The Special Character of a Catholic School


This statement is to be read in association with the school charter, a copy of which is available from your Catholic school.

The special character of a Catholic school is defined in the Integration Agreement as follows:

"The school is a Roman Catholic school in which the whole school community, through the general school programme and in its religious instructions and observances, exercises the right to live and teach the values of Jesus Christ. These values are as expressed in the Scriptures and in the practices, worship and doctrine of the Roman Catholic Church, as determined from time to time by the Roman Catholic Bishop of the Diocese."

A teacher applying for a position in a Catholic school needs to understand the commitment this involves.

1. All teachers, whether Catholic or not, are part of this "whole school community". Each teacher is therefore expected to use his or her specific skills to achieve the purposes of the school.

2. A Catholic school assists the Church in its mission. It does this by helping its pupils to become complete persons, that is to say persons with knowledge, faith and norms of living which are harmonised.

3. All subjects are taught for their own value and with their own objectives. Catholics believe in the value of all human knowledge as it is part of God's truth.

4. The Religious Education Programme is an integral part of the curriculum. The principles, truths and ethics of that programme permeate whatever the school does. The focal point of the whole school is Christ. The pupils are taught that God is creator, that Jesus Christ is God-made-man, that their ultimate goal is heaven; that authority to teach and interpret God's revelation was entrusted to the Church and is exercised by the Pope and Bishops. The school as a whole subscribes to the Apostles' Creed which is the oldest of the formulas used by the Christians to express their faith. It accepts the two-fold commandment of Christ, love of God and neighbour and the other values expressed by Christ as norms of living.

5. No teachers will be required to act against their own conscience or personal philosophy of life. That would be unchristian and contrary to the aims of the school.

However, in accepting a position in a Catholic school it is assumed that the teacher realises that:

(a) Teachers work as a team. Therefore all teachers are expected to contribute, according to their individual strengths and within their personal convictions, to the total purpose of the school. No school can operate successfully if a teacher undermines the efforts of others.

(b) Teachers are role models. A school community rightly expects teachers to act so as to be appropriate models for its children. Conduct by a teacher which would give the school community grounds for thinking that the teacher's attitude is antagonistic to the special character of the school would not only be unprofessional, it could damage or even destroy that teacher's effectiveness.

6. New teachers will find senior staff willing to assist them in gaining a fuller understanding of the school and its special character and in solving any difficulties that may arise in the course of their teaching duties.

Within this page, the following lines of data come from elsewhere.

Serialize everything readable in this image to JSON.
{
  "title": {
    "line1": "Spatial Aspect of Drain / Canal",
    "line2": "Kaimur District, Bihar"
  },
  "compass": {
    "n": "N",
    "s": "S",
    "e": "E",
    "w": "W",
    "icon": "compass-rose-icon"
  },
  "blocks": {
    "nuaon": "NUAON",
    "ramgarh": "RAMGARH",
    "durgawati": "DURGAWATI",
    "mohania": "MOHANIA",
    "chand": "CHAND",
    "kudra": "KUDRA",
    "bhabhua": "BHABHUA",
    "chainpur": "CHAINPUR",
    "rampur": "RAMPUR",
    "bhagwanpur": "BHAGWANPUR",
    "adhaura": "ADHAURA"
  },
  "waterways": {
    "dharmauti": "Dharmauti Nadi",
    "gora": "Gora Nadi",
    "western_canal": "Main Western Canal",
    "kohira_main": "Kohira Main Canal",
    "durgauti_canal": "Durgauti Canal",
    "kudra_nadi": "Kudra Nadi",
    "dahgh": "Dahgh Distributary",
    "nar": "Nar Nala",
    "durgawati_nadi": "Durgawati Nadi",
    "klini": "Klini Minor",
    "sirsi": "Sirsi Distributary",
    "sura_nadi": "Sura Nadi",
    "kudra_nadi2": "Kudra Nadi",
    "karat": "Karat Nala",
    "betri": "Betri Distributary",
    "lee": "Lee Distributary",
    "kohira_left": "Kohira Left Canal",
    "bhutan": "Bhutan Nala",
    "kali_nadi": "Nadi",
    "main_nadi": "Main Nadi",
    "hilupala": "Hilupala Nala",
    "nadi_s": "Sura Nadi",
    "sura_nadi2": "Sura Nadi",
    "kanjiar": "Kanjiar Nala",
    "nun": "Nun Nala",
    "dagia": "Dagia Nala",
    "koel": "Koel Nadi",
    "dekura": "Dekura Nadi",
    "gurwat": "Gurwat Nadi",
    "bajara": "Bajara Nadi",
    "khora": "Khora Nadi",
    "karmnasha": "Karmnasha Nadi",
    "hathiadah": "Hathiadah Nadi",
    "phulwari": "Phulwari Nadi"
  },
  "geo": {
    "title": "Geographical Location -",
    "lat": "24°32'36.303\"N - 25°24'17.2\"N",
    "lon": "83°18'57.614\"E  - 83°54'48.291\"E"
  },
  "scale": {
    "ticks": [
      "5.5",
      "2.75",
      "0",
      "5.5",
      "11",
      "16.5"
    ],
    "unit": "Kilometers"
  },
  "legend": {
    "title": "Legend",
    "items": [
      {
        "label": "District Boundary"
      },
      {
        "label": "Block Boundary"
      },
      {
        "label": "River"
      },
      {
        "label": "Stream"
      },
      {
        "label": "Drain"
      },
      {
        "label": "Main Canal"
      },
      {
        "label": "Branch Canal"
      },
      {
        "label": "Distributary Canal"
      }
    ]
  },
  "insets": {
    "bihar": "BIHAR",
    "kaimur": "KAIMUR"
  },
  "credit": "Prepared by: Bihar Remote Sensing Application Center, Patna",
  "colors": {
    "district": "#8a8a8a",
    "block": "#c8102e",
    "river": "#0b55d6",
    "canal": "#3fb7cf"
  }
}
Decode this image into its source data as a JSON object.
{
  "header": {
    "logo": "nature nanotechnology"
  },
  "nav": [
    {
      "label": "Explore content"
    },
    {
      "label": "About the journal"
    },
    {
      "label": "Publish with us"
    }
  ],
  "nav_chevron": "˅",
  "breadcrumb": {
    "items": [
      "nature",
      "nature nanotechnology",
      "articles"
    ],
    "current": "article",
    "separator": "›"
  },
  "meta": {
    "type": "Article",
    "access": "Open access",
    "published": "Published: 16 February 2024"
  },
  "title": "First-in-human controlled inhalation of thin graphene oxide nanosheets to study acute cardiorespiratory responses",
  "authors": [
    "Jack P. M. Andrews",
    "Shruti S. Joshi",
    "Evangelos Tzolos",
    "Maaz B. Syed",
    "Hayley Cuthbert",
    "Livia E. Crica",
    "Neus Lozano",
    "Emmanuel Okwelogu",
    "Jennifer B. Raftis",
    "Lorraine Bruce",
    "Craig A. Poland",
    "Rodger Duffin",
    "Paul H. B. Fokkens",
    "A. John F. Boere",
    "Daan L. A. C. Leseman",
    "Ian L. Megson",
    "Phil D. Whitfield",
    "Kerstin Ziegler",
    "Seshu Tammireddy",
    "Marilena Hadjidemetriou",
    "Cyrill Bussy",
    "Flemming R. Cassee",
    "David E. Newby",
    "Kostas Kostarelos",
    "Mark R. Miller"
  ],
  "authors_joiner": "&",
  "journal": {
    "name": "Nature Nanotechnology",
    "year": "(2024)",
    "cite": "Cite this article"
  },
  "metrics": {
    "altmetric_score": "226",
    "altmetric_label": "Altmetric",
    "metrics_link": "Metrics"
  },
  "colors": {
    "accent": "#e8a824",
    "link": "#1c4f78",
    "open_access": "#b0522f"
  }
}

In addition the following will be found helpful. Copies will be found in the staff room or school library:

We Live and Teach Christ Jesus - NZ Catechetical Directory; NZ Catholic Bishops' Conference, 1974.

The Catholic School; Congregation for Catholic Education, 1977.

Lay Catholics in Schools: Witnesses to Faith; Congregation for Catholic Education, 1982.

The Religious Dimension of Education in a Catholic School; Congregation for Catholic Education, 1988.

The Church's Confession of Faith: A Catholic Catechism for Adults; German Bishops' Conference. St Ignatius Press, 1987 (San Francisco).

Catechism of the Catholic Church: The Catechism of the Catholic Church; Pope John Paul II. St Pauls, 1994 (New South Wales).